I have this MySQL table, with a size of about 120GB:
CREATE TABLE `impressions` (
`session_uuid` varchar(36) DEFAULT NULL,
`survey_uuid` varchar(255) NOT NULL,
`data` text,
`created_at` timestamp NULL DEFAULT CURRENT_TIMESTAMP,
`user_uuid` varchar(255) NOT NULL DEFAULT '',
`is_test` tinyint(1) NOT NULL DEFAULT '0',
KEY `impressions_survey_uuid_session_uuid_user_uuid_index` (`survey_uuid`,`session_uuid`,`user_uuid`),
KEY `impressions_created_at_index` (`created_at`) USING BTREE
) ENGINE=InnoDB DEFAULT CHARSET=utf8mb4 COLLATE=utf8mb4_0900_ai_ci;
I see that this data migration is taking more than 6 hours (on a decent RDS instance where I was able to run more complex migrations) because is doing lots of I/O operations. Why does it have to do so many operations? The only thing I'm changing here is the NULL optionality and the default value.
ALTER TABLE `impressions` CHANGE COLUMN `user_uuid` `user_uuid` VARCHAR(255) null;
CodePudding user response:
Changing the nullability of a column changes the structure of the row in InnoDB. A row stored in InnoDB has a bitmap for each nullable column, to indicate whether that column is in fact NULL on the given row. If you change the nullability of a column, you have changed the length of the bitmap. Therefore every row must be rewritten to a new set of pages.
Changing only the DEFAULT is a metadata-only change.
I've made the mistake of running an ALTER TABLE that should've been a metadata-only change, but I forgot to match the nullability of the original column, and so my ALTER TABLE became a table restructure and took a long time.

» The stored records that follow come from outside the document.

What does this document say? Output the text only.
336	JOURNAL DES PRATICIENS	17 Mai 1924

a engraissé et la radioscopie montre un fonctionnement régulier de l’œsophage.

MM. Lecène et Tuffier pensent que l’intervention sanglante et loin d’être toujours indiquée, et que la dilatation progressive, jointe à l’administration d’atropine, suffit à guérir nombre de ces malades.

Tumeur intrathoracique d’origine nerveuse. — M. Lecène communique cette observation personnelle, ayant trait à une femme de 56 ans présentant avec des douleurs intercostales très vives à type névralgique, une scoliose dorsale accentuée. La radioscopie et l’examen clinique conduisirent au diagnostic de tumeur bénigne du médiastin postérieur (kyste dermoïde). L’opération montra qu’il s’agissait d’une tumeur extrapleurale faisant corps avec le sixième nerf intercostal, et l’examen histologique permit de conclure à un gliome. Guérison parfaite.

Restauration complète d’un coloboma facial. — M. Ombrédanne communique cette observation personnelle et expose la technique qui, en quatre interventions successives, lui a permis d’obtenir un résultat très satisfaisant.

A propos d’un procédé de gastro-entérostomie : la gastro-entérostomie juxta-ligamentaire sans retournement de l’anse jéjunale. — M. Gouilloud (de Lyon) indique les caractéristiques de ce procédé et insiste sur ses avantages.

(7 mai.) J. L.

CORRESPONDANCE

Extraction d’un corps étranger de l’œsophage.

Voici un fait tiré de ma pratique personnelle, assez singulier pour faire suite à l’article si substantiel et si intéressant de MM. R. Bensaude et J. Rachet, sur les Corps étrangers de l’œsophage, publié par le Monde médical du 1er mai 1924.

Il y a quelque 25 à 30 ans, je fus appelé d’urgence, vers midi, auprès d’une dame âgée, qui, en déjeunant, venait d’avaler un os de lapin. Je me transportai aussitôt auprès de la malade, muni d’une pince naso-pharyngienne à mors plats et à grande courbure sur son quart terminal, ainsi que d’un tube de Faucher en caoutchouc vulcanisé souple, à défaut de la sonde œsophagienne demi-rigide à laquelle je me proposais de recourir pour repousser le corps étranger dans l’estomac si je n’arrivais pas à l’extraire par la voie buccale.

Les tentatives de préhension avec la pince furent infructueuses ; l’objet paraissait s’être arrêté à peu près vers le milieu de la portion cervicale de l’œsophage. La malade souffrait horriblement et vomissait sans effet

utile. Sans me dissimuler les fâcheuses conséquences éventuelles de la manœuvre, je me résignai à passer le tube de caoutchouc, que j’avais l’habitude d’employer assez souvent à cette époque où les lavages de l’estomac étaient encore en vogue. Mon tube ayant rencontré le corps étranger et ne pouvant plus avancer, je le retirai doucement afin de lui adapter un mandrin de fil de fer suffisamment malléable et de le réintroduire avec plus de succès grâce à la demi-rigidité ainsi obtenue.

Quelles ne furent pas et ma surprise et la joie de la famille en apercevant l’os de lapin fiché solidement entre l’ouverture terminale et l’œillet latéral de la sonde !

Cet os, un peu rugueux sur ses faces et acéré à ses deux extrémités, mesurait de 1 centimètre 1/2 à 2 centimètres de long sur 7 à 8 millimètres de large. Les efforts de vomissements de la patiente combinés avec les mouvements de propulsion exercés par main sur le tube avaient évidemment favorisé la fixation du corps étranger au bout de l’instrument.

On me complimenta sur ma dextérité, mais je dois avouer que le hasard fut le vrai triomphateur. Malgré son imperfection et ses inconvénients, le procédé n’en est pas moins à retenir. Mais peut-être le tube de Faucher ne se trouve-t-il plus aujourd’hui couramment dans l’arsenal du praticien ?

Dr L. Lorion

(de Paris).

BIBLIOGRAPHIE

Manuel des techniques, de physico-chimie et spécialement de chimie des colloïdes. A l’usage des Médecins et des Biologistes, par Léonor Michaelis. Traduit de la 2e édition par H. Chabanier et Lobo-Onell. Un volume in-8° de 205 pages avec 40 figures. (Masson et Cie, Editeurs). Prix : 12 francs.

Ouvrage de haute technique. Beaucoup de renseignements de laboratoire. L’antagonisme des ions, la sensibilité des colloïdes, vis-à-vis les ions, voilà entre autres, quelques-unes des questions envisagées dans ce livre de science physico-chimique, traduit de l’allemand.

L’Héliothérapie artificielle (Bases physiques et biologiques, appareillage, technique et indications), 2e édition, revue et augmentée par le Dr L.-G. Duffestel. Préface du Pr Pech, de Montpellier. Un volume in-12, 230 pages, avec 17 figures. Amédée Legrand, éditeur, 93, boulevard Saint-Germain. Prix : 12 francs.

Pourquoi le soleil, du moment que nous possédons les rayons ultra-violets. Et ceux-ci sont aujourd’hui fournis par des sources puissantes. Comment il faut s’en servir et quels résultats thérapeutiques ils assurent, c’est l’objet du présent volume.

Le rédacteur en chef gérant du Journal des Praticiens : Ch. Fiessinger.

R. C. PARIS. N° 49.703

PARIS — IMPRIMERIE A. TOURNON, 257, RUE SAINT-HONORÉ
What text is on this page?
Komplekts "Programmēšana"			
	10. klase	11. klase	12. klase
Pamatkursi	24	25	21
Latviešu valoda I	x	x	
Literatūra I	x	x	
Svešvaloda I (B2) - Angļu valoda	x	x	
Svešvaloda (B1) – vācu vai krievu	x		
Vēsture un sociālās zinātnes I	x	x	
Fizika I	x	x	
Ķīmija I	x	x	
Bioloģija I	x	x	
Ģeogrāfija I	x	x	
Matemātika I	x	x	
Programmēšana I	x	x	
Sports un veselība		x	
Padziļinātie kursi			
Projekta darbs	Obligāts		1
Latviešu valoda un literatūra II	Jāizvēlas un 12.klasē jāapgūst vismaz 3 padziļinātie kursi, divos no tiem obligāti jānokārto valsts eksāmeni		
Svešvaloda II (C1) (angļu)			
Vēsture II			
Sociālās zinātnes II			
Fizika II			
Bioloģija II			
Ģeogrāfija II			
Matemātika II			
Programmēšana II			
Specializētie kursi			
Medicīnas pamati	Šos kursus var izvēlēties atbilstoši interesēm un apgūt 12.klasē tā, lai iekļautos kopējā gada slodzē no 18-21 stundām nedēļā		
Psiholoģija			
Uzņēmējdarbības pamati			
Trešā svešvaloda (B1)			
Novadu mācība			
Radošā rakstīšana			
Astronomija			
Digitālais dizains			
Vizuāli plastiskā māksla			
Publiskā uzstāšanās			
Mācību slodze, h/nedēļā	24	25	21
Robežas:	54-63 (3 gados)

If you have to do such changes in MySQL, I suggest you look at one of the open-source online schema change tools: pt-online-schema-change or gh-ost. I've used the former tool to manage many long-running schema changes in production. It usually makes the operation take a little bit longer, but that's not a problem because the table can still be used for both reading and writing while the schema change is in progress.